Mark Magazine #42 february/march 2013

The first high speed train (HST) deployed in Europe was the railway between Florence and Rome in 1978. Since then, more than 6,600 km of HST tracks have gone into operation, and more than 11,000 km are currently planned for the European Union. HSTs appear to be the most powerful and most environmentally friendly competitors of short-distance air travel. No less than 80 per cent of all trips between Paris and London, for example, are by train. Yet in the past 20 years, transport by both rail and air has made a radical change in Europe’s travel timetable, thus making a substantial contribution to the ‘Shrinkage of Europe’. Cheap flights, fuelled by the EU’s deregulation of the domestic airline market in 1997, and super fast trains, stimulated by EU subsidies and regulations, are key forces behind the integration of Europe’s population.

Nowhere is the spatial planning power of the European Union more visible than in the current state and shape of its HST network. It’s been only 20 years since Spain, for instance, began the construction of its high speed infrastructure, and today the country possesses Europe’s longest HST network.

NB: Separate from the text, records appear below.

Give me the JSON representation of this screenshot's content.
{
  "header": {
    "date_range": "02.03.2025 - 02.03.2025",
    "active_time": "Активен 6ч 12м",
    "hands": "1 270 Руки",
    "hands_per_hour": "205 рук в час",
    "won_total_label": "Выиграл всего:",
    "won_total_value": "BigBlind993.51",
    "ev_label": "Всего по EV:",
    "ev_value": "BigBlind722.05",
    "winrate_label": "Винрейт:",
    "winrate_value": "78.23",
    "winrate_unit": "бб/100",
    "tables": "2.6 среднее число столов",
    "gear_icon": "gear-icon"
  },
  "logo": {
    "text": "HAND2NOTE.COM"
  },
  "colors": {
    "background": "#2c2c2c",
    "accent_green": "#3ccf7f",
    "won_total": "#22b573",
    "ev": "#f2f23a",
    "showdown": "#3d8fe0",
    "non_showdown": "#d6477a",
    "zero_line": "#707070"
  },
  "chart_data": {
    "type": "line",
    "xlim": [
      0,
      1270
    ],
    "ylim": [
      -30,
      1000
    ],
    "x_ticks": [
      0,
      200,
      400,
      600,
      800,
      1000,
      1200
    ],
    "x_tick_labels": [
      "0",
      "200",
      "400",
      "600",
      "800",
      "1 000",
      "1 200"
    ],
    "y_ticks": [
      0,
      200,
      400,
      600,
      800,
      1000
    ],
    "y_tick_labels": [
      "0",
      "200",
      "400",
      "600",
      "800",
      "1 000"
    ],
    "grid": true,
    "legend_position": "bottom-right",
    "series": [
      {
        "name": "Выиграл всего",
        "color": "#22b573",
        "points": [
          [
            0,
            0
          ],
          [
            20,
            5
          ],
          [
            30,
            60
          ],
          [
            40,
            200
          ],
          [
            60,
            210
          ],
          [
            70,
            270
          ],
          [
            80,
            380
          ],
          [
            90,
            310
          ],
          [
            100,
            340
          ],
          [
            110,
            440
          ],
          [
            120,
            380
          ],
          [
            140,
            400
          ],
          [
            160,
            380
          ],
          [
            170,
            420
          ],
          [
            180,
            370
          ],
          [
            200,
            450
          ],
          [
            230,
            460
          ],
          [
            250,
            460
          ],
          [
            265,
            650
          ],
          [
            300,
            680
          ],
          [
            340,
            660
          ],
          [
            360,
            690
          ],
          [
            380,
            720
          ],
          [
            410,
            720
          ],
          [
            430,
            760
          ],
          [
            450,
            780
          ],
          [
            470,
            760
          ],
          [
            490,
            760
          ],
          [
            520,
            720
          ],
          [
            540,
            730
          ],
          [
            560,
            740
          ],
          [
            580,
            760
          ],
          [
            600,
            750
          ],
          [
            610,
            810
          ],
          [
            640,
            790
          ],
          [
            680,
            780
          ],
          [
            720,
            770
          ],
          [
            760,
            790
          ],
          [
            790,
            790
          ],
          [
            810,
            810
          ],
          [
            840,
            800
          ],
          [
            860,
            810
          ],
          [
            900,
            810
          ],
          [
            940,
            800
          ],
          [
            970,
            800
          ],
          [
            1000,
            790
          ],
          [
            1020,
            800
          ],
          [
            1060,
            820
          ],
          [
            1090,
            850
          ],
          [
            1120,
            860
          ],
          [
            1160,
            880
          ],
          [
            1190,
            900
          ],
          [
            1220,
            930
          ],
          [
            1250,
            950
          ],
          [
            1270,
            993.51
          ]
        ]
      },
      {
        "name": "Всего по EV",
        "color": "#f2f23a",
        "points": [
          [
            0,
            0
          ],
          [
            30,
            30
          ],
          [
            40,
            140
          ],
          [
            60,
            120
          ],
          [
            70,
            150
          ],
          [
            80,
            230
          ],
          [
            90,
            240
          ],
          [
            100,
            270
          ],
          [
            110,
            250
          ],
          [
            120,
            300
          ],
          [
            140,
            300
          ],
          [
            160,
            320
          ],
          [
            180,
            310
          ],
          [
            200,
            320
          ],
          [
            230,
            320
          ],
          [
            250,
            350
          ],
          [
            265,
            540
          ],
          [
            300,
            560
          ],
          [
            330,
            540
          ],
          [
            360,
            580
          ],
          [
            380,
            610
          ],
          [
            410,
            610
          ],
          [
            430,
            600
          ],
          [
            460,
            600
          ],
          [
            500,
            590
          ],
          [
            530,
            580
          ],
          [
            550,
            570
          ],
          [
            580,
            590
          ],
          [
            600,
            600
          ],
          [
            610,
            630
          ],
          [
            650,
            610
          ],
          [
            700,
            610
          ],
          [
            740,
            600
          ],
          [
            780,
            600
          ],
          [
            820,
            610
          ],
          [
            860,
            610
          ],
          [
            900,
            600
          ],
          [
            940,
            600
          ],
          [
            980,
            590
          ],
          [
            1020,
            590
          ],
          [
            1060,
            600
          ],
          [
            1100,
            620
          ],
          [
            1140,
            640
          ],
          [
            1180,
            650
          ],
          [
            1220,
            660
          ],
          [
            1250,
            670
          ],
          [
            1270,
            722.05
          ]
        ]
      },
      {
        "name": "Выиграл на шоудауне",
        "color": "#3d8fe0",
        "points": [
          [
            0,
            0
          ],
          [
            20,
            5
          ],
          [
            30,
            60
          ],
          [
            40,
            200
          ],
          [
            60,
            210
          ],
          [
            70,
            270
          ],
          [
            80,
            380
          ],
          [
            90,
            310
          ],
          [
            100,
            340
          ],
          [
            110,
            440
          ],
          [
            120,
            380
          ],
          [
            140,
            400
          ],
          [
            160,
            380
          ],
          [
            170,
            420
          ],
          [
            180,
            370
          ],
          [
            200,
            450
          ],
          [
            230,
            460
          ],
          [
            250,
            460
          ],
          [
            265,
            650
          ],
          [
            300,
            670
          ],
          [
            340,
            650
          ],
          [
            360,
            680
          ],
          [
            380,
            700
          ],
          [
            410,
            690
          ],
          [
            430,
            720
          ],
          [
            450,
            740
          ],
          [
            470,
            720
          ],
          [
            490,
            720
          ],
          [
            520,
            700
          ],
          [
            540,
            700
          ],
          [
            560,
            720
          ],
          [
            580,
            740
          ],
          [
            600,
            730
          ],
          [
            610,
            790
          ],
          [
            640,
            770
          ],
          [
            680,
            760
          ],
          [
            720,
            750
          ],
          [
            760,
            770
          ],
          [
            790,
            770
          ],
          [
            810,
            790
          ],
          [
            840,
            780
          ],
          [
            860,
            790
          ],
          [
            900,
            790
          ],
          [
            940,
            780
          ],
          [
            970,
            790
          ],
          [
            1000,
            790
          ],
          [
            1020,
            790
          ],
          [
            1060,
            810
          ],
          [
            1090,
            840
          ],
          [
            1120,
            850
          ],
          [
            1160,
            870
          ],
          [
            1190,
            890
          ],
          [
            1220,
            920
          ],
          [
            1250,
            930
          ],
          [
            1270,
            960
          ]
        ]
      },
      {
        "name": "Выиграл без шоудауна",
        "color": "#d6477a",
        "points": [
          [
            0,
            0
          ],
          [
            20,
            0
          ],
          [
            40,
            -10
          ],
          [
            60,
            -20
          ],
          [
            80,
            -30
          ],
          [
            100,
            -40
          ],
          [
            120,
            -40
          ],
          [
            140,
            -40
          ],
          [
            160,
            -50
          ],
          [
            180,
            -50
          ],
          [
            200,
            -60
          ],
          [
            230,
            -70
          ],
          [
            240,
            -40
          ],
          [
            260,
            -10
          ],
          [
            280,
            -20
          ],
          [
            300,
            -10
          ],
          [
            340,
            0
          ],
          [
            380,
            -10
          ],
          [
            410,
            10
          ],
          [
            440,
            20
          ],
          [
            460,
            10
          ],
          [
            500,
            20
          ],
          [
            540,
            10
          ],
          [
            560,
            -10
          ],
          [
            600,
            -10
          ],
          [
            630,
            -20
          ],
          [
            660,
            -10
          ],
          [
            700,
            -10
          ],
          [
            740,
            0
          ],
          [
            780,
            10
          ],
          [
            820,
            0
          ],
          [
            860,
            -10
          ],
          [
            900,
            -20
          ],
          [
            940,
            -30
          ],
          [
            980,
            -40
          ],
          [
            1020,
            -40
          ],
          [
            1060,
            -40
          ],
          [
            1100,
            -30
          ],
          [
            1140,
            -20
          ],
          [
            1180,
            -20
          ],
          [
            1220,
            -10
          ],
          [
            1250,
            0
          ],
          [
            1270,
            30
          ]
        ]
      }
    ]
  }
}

One obstacle to the achievement of a common high speed system in Europe, however, lies along certain borders of the Continent, where gauge widths differ. The integration of the newly established Iberian network (Iberian gauge) is on hold, awaiting the development of technology that will allow trains to switch gauge widths more easily. Turkey, however – a country targeting a 10,000-km network of high speed lines by the year 2023 – uses the standard gauge. Turkey’s Marmaray project, featuring the world’s deepest undersea rail tunnel, is already under construction beneath the waters of the Bosporus Strait. In a few years, an updated version of the map shown here will include Turkey and a rail route that transports passengers from Vienna to Istanbul in less than six hours.